Periodismo 2.0

La llegada del Internet revolucionó el campo de las comunicaciones y transformo la cultura global

Descargar Archivo AQUIDocumento PDF

miércoles, 31 de julio de 2013

El pago a la tierra – ritual ancestral

Los antiguos habitantes andinos (precolombinos) tuvieron un profundo respeto a las fuerzas de la naturaleza, a los apus (montañas), al sol, la luna, animales y en especial a la “pacha mama” o “madre tierra” como parte de su religiosidad, considerándola como “fuente de vida”, hacedora de todo lo existente, por ello construyeron lugares sagrados para rendir culto y celebrar lo místico en agradecimiento a la madre tierra. A esta celebración se le conoce con el nombre de  “pago a la tierra”, “haywasqa”, corpachada o convido, actividad de la reciprocidad en entre el mundo material y el mundo espiritual, del ser humano y la naturaleza. Hoy en día perdura y cobra mayor valor e importancia, no solo en los quechuas o aymaras del altiplano, sino en sociedades urbanas.
El pago a la tierra se realiza el primer día de agosto y durante el mes, dicen los autóctonos del campo, que en esta época la madre tierra o diosa de la fertilidad está sedienta y hambrienta, por lo tanto hay que satisfacerla, nutrirla y ofrecer los mejores alimentos para darle fuerza y energía, con el objeto que, en el futuro les devuelva protección, alimentos, prosperidad y buenas cosecha, todo se realiza con mucha fe. Se trata de una deidad que manifiesta la partición entre el dar y quitar, pues así como favorece y cuida, también castiga y reclama sacrificios.
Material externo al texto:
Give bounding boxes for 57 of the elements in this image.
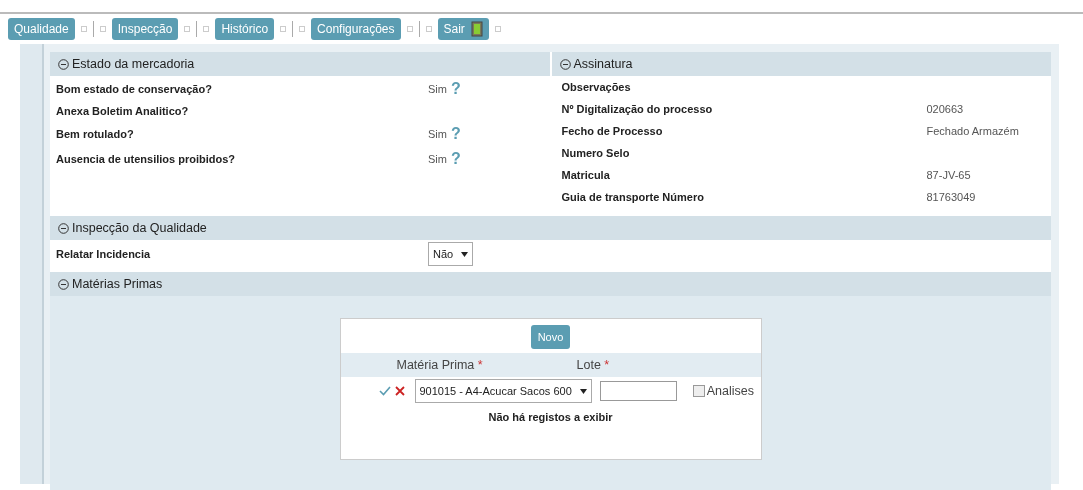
collapse-icon[interactable] xyxy=(559,58,571,70)
checkbox-label: Analises xyxy=(706,384,754,398)
collapse-icon[interactable] xyxy=(58,58,69,70)
empty-message: Não há registos a exibir xyxy=(487,411,614,423)
field-label: Nº Digitalização do processo xyxy=(560,103,714,115)
field-value: 020663 xyxy=(926,103,964,115)
section-header[interactable]: Assinatura xyxy=(551,52,1051,76)
field-value: Sim xyxy=(428,127,447,140)
bullet-icon xyxy=(203,26,210,32)
field-label: Bom estado de conservação? xyxy=(56,82,213,95)
column-header: Matéria Prima * xyxy=(396,358,484,372)
field-label: Anexa Boletim Analitico? xyxy=(56,105,190,117)
collapse-icon[interactable] xyxy=(58,278,69,290)
help-icon[interactable]: ? xyxy=(450,124,461,143)
checkbox[interactable] xyxy=(692,385,705,397)
field-label: Bem rotulado? xyxy=(56,127,135,140)
help-icon[interactable]: ? xyxy=(450,79,461,98)
field-label: Fecho de Processo xyxy=(560,125,664,137)
nav-button[interactable]: Inspecção xyxy=(111,18,179,40)
field-label: Relatar Incidencia xyxy=(56,248,152,260)
exit-door-icon xyxy=(470,21,483,37)
nav-button[interactable]: Sair xyxy=(437,18,489,40)
field-label: Ausencia de utensilios proibidos? xyxy=(56,152,237,165)
bullet-icon xyxy=(80,26,87,32)
collapse-icon[interactable] xyxy=(58,222,69,234)
field-label: Guia de transporte Número xyxy=(560,191,705,203)
delete-icon[interactable] xyxy=(394,386,405,396)
dropdown-caret-icon xyxy=(461,251,469,257)
incident-select[interactable]: Não xyxy=(428,242,474,266)
field-value: Sim xyxy=(428,152,447,165)
lote-field[interactable] xyxy=(599,381,677,401)
bullet-icon xyxy=(406,26,413,32)
section-header[interactable]: Inspecção da Qualidade xyxy=(50,216,1051,240)
column-header: Lote * xyxy=(576,358,611,372)
bullet-icon xyxy=(280,26,287,32)
material-select[interactable]: 901015 - A4-Acucar Sacos 600 xyxy=(414,379,592,403)
field-value: Sim xyxy=(428,82,447,95)
field-label: Matricula xyxy=(560,169,611,181)
field-value: Fechado Armazém xyxy=(926,125,1019,137)
check-icon[interactable] xyxy=(378,386,391,396)
section-header[interactable]: Estado da mercadoria xyxy=(50,52,550,76)
bullet-icon xyxy=(299,26,306,32)
bullet-icon xyxy=(425,26,432,32)
section-header[interactable]: Matérias Primas xyxy=(50,272,1051,296)
bullet-icon xyxy=(494,26,501,32)
nav-button[interactable]: Configurações xyxy=(311,18,401,40)
field-value: 81763049 xyxy=(926,191,976,203)
nav-button[interactable]: Histórico xyxy=(215,18,275,40)
bullet-icon xyxy=(184,26,191,32)
field-label: Observações xyxy=(560,81,632,93)
field-value: 87-JV-65 xyxy=(926,169,971,181)
nav-button[interactable]: Qualidade xyxy=(8,18,75,40)
field-label: Numero Selo xyxy=(560,147,631,159)
dropdown-caret-icon xyxy=(579,388,587,394)
bullet-icon xyxy=(99,26,106,32)
new-button[interactable]: Novo xyxy=(530,325,571,349)
help-icon[interactable]: ? xyxy=(450,149,461,168)
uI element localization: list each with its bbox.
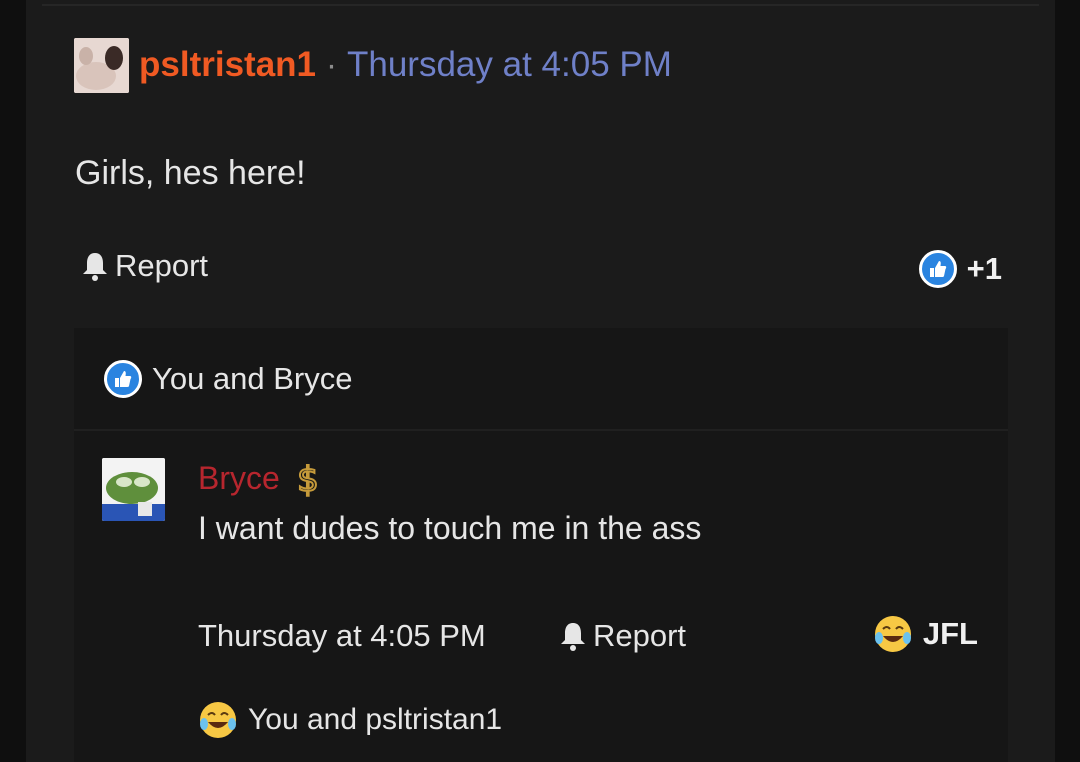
reaction-summary-button[interactable]: +1 xyxy=(918,250,1002,288)
reaction-button[interactable]: JFL xyxy=(873,614,978,654)
reply-text: I want dudes to touch me in the ass xyxy=(198,510,702,546)
top-divider xyxy=(42,4,1039,6)
reply-block: You and Bryce Bryce $ I want dudes to to… xyxy=(74,328,1008,762)
report-label: Report xyxy=(115,248,209,283)
post-author[interactable]: psltristan1 xyxy=(139,45,316,85)
reply-comment: Bryce $ I want dudes to touch me in the … xyxy=(102,458,1002,758)
avatar[interactable] xyxy=(74,37,129,93)
reply-divider xyxy=(74,429,1008,431)
laughing-crying-emoji-icon xyxy=(200,702,236,738)
thumbs-up-icon xyxy=(918,250,957,288)
reaction-label: JFL xyxy=(922,616,978,651)
reply-timestamp[interactable]: Thursday at 4:05 PM xyxy=(198,618,486,654)
thumbs-up-icon xyxy=(104,360,142,398)
dollar-icon: $ xyxy=(296,459,320,498)
avatar[interactable] xyxy=(102,458,165,521)
svg-text:$: $ xyxy=(297,460,319,498)
report-button[interactable]: Report xyxy=(558,618,686,654)
reactions-summary: You and Bryce xyxy=(152,361,353,396)
separator: · xyxy=(326,46,337,83)
reaction-count: +1 xyxy=(966,251,1002,286)
reply-meta: Thursday at 4:05 PM Report JFL xyxy=(198,616,978,658)
post-timestamp[interactable]: Thursday at 4:05 PM xyxy=(347,45,672,85)
report-label: Report xyxy=(593,618,687,653)
post-body: Girls, hes here! xyxy=(75,154,306,192)
reactions-summary: You and psltristan1 xyxy=(248,703,503,736)
laughing-crying-emoji-icon xyxy=(874,616,911,652)
post-reactions-list[interactable]: You and Bryce xyxy=(104,360,353,398)
bell-icon xyxy=(561,623,585,651)
reply-author-row: Bryce $ xyxy=(198,458,322,498)
reply-author[interactable]: Bryce xyxy=(198,460,280,497)
bell-icon xyxy=(83,253,107,281)
report-button[interactable]: Report xyxy=(80,248,208,284)
post-header: psltristan1 · Thursday at 4:05 PM xyxy=(74,36,672,94)
reply-reactions-list[interactable]: You and psltristan1 xyxy=(198,700,502,740)
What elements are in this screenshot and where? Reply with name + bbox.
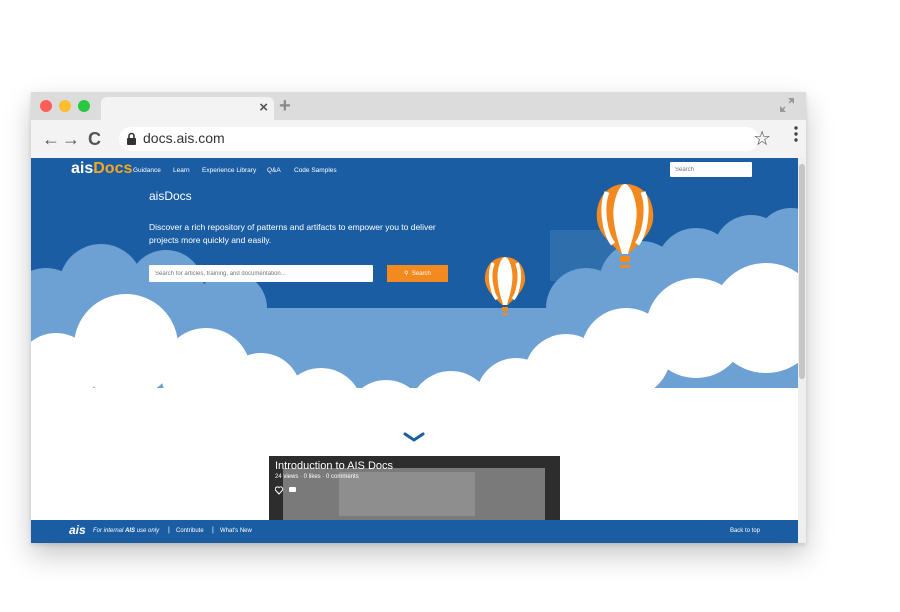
search-icon: ⚲	[404, 271, 409, 277]
hero-tagline: Discover a rich repository of patterns a…	[149, 222, 436, 245]
video-thumbnail-document	[339, 472, 475, 516]
reload-button[interactable]: C	[88, 129, 101, 149]
comment-icon[interactable]	[289, 487, 296, 492]
nav-link-code-samples[interactable]: Code Samples	[294, 167, 337, 174]
address-bar[interactable]: docs.ais.com	[119, 127, 759, 151]
bookmark-star-icon[interactable]: ☆	[753, 126, 771, 151]
url-text[interactable]: docs.ais.com	[143, 130, 225, 146]
video-stats: 24 views · 0 likes · 0 comments	[275, 474, 359, 480]
logo-ais: ais	[71, 160, 94, 177]
footer-note-prefix: For internal	[93, 528, 124, 534]
maximize-window-button[interactable]	[78, 100, 90, 112]
back-button[interactable]: ←	[42, 129, 60, 149]
large-balloon-icon	[596, 184, 654, 268]
nav-link-learn[interactable]: Learn	[173, 167, 190, 174]
footer-note-brand: AIS	[125, 528, 136, 534]
tab-strip: × +	[31, 92, 806, 120]
browser-toolbar: ← → C docs.ais.com ☆	[31, 120, 806, 158]
nav-link-guidance[interactable]: Guidance	[133, 167, 161, 174]
site-navbar: aisDocs Guidance Learn Experience Librar…	[31, 158, 798, 182]
footer-link-contribute[interactable]: Contribute	[176, 528, 204, 534]
video-actions	[275, 486, 296, 495]
close-window-button[interactable]	[40, 100, 52, 112]
page-title: aisDocs	[149, 189, 192, 203]
minimize-window-button[interactable]	[59, 100, 71, 112]
footer-separator: |	[212, 527, 214, 534]
nav-link-experience-library[interactable]: Experience Library	[202, 167, 256, 174]
hero-search-input[interactable]	[149, 265, 373, 282]
browser-window: × + ← → C docs.ais.com ☆ aisDocs Guidanc…	[31, 92, 806, 543]
footer-logo: ais	[69, 523, 86, 537]
lock-icon	[127, 132, 136, 145]
footer-link-whats-new[interactable]: What's New	[220, 528, 252, 534]
site-logo[interactable]: aisDocs	[71, 160, 132, 178]
like-heart-icon[interactable]	[275, 486, 284, 495]
logo-docs: Docs	[93, 160, 133, 177]
menu-kebab-icon[interactable]	[794, 126, 798, 142]
footer-separator: |	[168, 527, 170, 534]
hero-search-button[interactable]: ⚲ Search	[387, 265, 448, 282]
forward-button[interactable]: →	[62, 129, 80, 149]
nav-link-qa[interactable]: Q&A	[267, 167, 281, 174]
page-scrollbar[interactable]	[798, 158, 806, 543]
site-footer: ais For internal AIS use only | Contribu…	[31, 520, 798, 543]
navbar-search-input[interactable]	[670, 162, 752, 177]
footer-note: For internal AIS use only	[93, 528, 159, 534]
fullscreen-icon[interactable]	[778, 96, 796, 114]
small-balloon-icon	[484, 257, 526, 315]
scrollbar-thumb[interactable]	[799, 164, 805, 379]
hero-search-button-label: Search	[411, 271, 431, 277]
video-title[interactable]: Introduction to AIS Docs	[275, 460, 393, 472]
tab-close-icon[interactable]: ×	[259, 99, 268, 116]
browser-tab[interactable]: ×	[101, 97, 274, 120]
intro-video[interactable]: Introduction to AIS Docs 24 views · 0 li…	[269, 456, 560, 520]
footer-note-suffix: use only	[136, 528, 160, 534]
new-tab-button[interactable]: +	[279, 95, 291, 118]
back-to-top-link[interactable]: Back to top	[730, 528, 760, 534]
scroll-down-chevron-icon[interactable]	[403, 432, 425, 442]
page-viewport: aisDocs Guidance Learn Experience Librar…	[31, 158, 798, 543]
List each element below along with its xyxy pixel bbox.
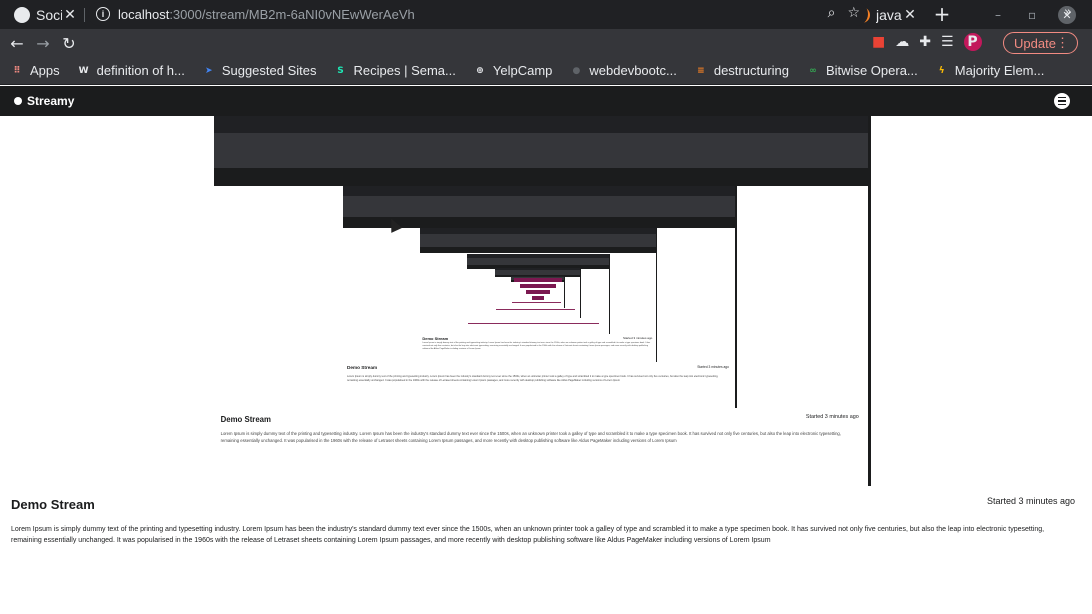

Es compasiva, pero también vengativa, caprichosa, arbitraria e impredecible.  Por ello es respetada y temida.
La persona encargada de realizar la ceremonia mágica es el “paqo”, “Chamán”, “altomisayoq” o “yatiri”, que  dicen tener poderes sobrenaturales y comunicación con el mundo de los espíritus. Ofrece la ofrenda llamado “despacho”, contiene hojas de coca, variedad de  semillas de cereales, plata no trabajada, el unthu (cebo), sullus (fetos de llamas u ovejas), confites y dulces, vino, frutas, bizcochos, galletas, flores (claveles), conchas y estrellas marinas, dinero, mixtura amarilla, incienso etc. Después de pedir permiso a la pacha mama, tiende una “mesada” (una manta adornada con flores y velas sobre el piso), entre oraciones, los presentes peticionan deseos con mucha fe a la madre tierra, mientras el sacerdote invoca a los apus, deidades de las montañas sagradas.
De igual modo invoca a los tres supremos del universo o mundos andinos: hanan pacha (el mundo de arriba); kay pacha (este mundo); y el ukhu pacha (el mundo de abajo o interior), son representados por los componentes de la ofrenda, y un brindis ritual (ch’alla) que es bebido con chicha de jora o aguardiente. El pago a la tierra termina con la quema ritual de las ofrendas, para que así retornen al lugar de donde provienen, elevándose al cielo mientras las cenizas son enterradas en la tierra para completar el ciclo. Según la creencia: si las cenizas salen negras significa que la ofrenda no es del agrado de la madre tierra, si salen blancas quiere decir que si es de su agrado y habrá prosperidad.
En la colonia, los españoles trataron de eliminar toda adoración o rito de origen andino, destruyendo sus recintos sagrados, posteriormente con la emancipación cobraron mayor fuerza, la religiosidad se hizo cada vez más compacto y respeto a la madre naturaleza. En la actualidad este ritual no solamente es practicado por los hombres del ande (comuneros o campesinos), que solicitan buena cosecha, buena procreación del ganado, etc., sino  también, el poblador urbano lo realiza en la ciudad, para bendecir sus propiedades, buena salud, buena economía, estudios, viajes, curaciones, etc. 
El pago a la tierra, lo ejecuta una familia o una comunidad, dependiendo la clase de petitorio a la madre tierra, el paq’o o chamán es contratado por éstos, inclusive existe pagos de alto costo económico, según sus creyentes, la madre tierra recibe con agrado y hace cumplir sus deseos, sin olvidar que la coca sagrada es protagonista en estos rituales, normalmente lo realizan pasado las doce de la noche (amanecer del día uno de agosto) y en algunos casos lo hacen de día a manera de espectáculo.
Este legado ancestral es  practicado en Perú, Bolivia, Ecuador, y otros países. Dicen los hijos de la tierra bendita: “De la pacha mama vivimos, aquí nacemos y de esta pacha mama comemos”.